How to select first labels for object detection?

Learning object detection models with very few labels, is possible due to ingenious few-shot techniques, and due to clever selection of images to be labeled. Few-shot techniques work with as few as 1 to 10 randomized labels per object class.

We are curious if performance of randomized label selection can be improved by selecting 1 to 10 labels per object class in a non-random manner. Our method selects images to be labeled first. It improves 25% compared to random image selection!

Below you see the first images, selected by our method, to be labeled. These are representative and the object is well visible yet not too large.

The paper is accepted for International Conference on Image Analysis Processing and presented next week. This research is part of DARPA Learning with Less Labels. More information when clicking on the post.

Several active learning techniques have been proposed to select object labels, but all started with a minimum of several tens of labels. We explore an effective and simple label selection strategy, for the case of only 1 to 10 labels per object class.

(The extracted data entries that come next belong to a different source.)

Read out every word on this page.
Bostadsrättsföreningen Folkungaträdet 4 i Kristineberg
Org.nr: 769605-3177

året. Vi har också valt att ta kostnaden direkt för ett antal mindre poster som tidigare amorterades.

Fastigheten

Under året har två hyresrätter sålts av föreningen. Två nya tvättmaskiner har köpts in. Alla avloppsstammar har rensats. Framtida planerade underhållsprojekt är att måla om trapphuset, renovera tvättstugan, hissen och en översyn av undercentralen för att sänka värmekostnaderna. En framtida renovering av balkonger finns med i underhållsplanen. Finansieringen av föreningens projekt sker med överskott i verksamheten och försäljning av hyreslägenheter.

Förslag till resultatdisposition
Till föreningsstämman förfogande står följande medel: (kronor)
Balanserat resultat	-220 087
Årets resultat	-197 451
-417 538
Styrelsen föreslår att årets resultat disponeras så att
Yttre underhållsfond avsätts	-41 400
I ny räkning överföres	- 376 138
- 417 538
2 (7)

First, the full unlabeled dataset, without any labels, is clustered into N clusters, where N is the desired number of labels. Clustering is based on k-means on embedding vectors from a state-of-the-art pretrained image classification model (SimCLR v2). The image closest to the center is selected to be labeled.

It is effective: on Pascal VOC we validate that it improves over randomized selection over 25%, with large improvements especially when having just 1 label per object class. We have several benefits to report on this simple strategy: it is easy to implement, it is effective, and it is relevant in practice where one often starts with a dataset without any labels.